Horripilé, Mike Capuano insiste sur la primauté de son droit de propriété sur les velléités financières d’entreprises commerciales. Ces informations sont en effet une véritable mine d’or pour celui qui les possède : les goûts et les couleurs, nos goûts et nos couleurs devrais-je dire, sont vendus au plus offrant : du traitement pour le cancer de mon père à la marque de caleçon préféré de mon frère en passant par ma maison de vacances dans le Loiret, toutes ces données sont pillées, malgré notre volonté. Une situation que Mike Capuano se refuse à laisser advenir :

“C’est à moi ! Pas à vous, pas au gouvernement, à moi ! Vous ne pouvez rien avoir sans que je ne vous le donne. Mon numéro de téléphone, mon numéro de sécurité sociale, mon code de carte bancaire, mes mots de passe, tout est à moi ! Et qu’est-ce qu’ils vont en faire ? J’en sais rien, les regarder et se dire : ‘Ah super, Mike prend ses sous-vêtements en taille 38.’ Ils vont aller vendre toutes ces infos à des sociétés de sous-vêtements. ‘Hé, il a acheté ce genre de sous-vêtements, il aime cette couleur, envoyons-lui plein de pubs !’
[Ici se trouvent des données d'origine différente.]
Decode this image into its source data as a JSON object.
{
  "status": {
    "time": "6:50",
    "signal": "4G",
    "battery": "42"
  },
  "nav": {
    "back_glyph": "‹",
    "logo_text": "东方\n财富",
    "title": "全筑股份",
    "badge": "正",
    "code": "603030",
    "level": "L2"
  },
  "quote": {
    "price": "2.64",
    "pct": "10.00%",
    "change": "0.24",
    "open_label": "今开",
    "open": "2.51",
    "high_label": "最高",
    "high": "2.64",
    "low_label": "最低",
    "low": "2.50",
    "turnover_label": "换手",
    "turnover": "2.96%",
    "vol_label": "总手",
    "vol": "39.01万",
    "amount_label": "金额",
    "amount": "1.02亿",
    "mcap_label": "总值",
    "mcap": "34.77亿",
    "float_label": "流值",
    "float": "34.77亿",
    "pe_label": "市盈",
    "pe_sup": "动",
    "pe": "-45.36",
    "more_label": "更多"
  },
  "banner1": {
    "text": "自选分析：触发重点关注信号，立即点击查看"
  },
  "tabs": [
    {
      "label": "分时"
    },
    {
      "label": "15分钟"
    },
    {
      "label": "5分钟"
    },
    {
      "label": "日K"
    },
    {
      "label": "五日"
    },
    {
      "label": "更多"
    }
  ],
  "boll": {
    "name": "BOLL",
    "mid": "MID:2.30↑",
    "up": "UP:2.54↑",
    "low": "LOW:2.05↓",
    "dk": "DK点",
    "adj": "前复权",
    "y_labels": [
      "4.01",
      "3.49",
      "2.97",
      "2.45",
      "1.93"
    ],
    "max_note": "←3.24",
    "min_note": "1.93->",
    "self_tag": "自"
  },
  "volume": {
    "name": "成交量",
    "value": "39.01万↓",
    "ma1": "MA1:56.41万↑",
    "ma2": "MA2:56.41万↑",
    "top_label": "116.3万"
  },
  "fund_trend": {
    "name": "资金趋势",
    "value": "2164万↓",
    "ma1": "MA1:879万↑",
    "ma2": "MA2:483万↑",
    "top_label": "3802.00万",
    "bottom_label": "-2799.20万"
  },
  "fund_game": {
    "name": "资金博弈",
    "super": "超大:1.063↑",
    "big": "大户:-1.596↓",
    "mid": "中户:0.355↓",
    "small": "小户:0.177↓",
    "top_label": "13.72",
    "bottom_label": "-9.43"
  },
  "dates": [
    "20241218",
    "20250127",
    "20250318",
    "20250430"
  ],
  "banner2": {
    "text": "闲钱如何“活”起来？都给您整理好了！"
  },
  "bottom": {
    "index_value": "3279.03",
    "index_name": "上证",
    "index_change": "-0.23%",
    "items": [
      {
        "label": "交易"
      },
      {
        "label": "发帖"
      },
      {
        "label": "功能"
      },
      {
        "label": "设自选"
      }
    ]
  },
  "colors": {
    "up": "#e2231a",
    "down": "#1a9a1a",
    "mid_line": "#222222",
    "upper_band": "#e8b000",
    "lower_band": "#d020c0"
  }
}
D’ailleurs, la plupart de ces pubs ne servent à rien, puisque je viens de m’acheter des sous-vêtements, je n’ai pas besoin de m’en racheter. Ça ne les regarde pas, ce ne sont pas leurs affaires ! Allez dans la rue et je vous mets au défi de trouver juste trois personnes qui sont d’accord avec ça. Et allez leur expliquer que ‘les entreprises doivent se développer, on doit faire de l’argent’.”
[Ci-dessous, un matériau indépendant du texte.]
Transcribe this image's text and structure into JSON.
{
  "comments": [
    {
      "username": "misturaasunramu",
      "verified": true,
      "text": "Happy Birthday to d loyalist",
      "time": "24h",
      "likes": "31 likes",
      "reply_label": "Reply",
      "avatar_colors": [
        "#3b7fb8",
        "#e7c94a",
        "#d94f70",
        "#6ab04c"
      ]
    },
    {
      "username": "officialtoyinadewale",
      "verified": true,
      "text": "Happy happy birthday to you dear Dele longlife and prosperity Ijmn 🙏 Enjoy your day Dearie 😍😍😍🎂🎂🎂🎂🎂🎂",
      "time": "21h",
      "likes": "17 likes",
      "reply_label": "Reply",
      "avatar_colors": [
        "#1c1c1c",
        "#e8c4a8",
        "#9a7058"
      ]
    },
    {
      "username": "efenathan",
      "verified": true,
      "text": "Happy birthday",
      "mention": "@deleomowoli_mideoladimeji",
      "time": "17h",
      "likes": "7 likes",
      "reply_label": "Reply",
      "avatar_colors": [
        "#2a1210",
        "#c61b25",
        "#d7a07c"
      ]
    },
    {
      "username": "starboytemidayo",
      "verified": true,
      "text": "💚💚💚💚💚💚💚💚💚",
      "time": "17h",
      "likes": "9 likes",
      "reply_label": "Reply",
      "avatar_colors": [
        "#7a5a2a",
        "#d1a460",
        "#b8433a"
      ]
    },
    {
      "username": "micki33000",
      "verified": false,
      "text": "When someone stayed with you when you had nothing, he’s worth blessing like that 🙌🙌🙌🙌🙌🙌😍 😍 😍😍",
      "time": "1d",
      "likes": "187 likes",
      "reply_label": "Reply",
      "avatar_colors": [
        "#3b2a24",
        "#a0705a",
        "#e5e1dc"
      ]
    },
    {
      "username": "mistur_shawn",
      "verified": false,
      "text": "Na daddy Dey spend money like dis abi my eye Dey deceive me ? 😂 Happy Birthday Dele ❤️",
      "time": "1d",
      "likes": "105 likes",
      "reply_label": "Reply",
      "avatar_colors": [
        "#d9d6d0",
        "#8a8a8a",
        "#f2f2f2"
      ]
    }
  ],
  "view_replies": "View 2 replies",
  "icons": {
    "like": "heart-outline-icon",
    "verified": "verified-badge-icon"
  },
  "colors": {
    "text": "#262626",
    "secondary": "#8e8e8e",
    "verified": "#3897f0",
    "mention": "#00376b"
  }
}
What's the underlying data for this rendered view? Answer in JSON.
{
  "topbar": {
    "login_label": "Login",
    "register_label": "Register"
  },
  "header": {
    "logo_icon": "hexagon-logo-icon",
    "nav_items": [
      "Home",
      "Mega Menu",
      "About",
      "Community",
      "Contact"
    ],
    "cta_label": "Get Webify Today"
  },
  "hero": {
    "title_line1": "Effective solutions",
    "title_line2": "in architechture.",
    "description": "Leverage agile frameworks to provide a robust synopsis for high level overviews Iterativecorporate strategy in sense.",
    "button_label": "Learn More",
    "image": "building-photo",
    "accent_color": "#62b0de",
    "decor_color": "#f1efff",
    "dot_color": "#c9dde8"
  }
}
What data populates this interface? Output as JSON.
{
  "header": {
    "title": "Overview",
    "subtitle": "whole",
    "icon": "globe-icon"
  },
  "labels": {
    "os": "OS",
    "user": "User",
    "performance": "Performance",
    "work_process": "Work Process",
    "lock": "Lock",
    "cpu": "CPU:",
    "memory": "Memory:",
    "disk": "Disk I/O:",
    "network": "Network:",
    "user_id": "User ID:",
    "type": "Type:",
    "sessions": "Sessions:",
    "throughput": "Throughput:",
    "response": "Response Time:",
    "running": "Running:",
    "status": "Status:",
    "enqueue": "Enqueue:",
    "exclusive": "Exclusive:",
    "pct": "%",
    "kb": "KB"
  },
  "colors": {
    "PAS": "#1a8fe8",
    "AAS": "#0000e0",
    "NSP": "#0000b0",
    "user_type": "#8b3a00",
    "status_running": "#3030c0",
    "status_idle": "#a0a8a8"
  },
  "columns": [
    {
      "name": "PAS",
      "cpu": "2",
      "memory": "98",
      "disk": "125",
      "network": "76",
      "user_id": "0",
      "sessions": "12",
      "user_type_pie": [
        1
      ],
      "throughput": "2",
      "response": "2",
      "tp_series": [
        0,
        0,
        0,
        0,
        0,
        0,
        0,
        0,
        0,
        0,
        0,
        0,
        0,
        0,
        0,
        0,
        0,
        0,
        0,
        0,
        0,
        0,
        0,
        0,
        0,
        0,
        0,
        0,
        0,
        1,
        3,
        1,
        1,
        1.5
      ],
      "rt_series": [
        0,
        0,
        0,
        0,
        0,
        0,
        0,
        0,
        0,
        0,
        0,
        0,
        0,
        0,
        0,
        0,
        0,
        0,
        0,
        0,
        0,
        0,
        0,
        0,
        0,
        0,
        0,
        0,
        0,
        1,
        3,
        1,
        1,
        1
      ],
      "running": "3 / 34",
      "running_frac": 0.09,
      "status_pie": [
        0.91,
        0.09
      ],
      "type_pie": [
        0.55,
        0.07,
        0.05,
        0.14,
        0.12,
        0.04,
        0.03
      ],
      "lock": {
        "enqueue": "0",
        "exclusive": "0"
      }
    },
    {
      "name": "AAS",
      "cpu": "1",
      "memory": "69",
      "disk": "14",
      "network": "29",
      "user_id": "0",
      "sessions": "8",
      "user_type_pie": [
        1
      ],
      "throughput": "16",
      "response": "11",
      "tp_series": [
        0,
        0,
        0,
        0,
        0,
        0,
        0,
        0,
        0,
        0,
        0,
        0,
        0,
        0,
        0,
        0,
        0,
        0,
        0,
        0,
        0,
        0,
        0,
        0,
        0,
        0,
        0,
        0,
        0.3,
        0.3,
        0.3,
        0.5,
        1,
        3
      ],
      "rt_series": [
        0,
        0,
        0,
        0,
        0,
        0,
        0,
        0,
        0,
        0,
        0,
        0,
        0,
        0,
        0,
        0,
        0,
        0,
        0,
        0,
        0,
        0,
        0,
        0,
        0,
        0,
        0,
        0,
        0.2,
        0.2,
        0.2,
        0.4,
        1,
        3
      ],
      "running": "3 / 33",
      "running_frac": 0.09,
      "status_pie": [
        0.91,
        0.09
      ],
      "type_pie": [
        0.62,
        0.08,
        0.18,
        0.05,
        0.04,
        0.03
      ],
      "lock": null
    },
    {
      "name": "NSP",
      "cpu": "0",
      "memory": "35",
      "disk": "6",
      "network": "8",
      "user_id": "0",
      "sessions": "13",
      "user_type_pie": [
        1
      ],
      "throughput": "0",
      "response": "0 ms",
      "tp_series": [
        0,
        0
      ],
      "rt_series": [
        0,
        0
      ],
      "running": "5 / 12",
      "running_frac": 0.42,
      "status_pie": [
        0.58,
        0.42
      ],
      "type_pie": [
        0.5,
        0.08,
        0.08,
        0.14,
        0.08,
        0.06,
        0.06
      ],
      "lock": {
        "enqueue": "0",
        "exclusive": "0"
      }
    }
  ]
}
Une mesure malgré tout adoptée

Son emportement sincère ne lui a malheureusement pas donné gain de cause. En effet, malgré ce discours convaincant, mardi 28 mars, la Chambre des représentants a adopté cette résolution qui permet d’abroger la réglementation qui obligeait les entreprises de télécom à obtenir le consentement de leurs utilisateurs avant d’utiliser leurs données.
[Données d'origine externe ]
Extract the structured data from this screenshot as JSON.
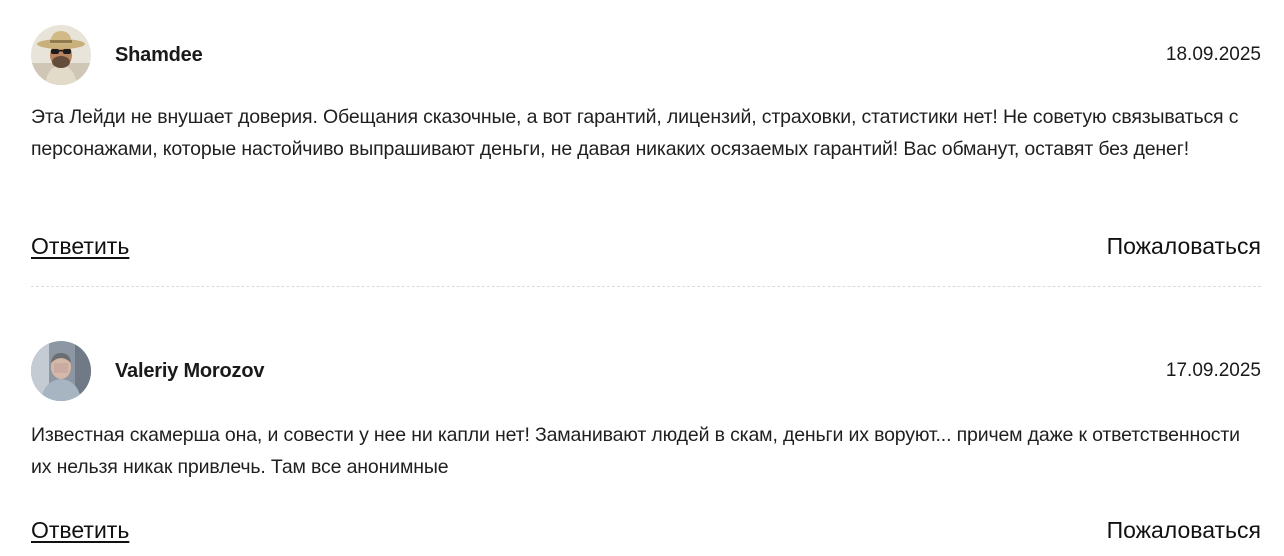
{
  "comments": [
    {
      "author": "Shamdee",
      "date": "18.09.2025",
      "text": "Эта Лейди не внушает доверия. Обещания сказочные, а вот гарантий, лицензий, страховки, статистики нет! Не советую связываться с персонажами, которые настойчиво выпрашивают деньги, не давая никаких осязаемых гарантий! Вас обманут, оставят без денег!",
      "reply_label": "Ответить",
      "report_label": "Пожаловаться"
    },
    {
      "author": "Valeriy Morozov",
      "date": "17.09.2025",
      "text": "Известная скамерша она, и совести у нее ни капли нет! Заманивают людей в скам, деньги их воруют... причем даже к ответственности их нельзя никак привлечь. Там все анонимные",
      "reply_label": "Ответить",
      "report_label": "Пожаловаться"
    }
  ]
}
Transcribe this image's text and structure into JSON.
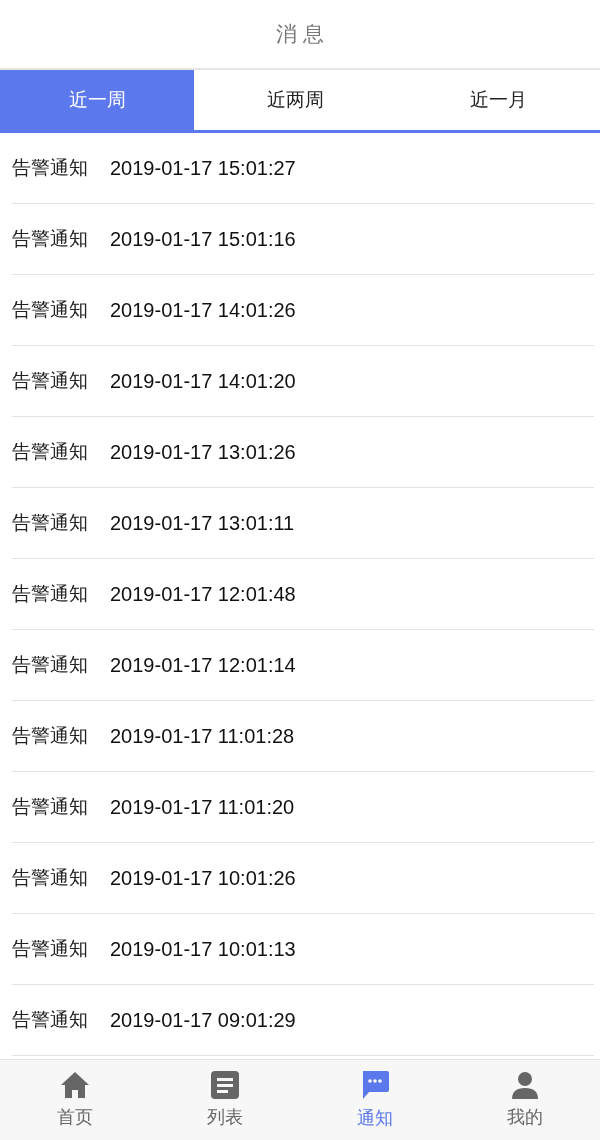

Recherches Google, historique de navigation, géolocalisation, codes de cartes bancaires, dossiers d’inscriptions à l’université, préférences culinaires et autres données sont désormais les propriétés de grandes entreprises, et ce sans que l’on vous ait demandé votre avis au préalable. Pourtant, la question de Michael Capuano – “Donnez-moi juste une, même pas deux, bonne raison pour que tous les gens présents ici, les gens qui nous regardent, veuillent que Comcast ait leurs informations personnelles, à moins qu’ils ne décident de les lui donner” – reste bel et bien sans réponse.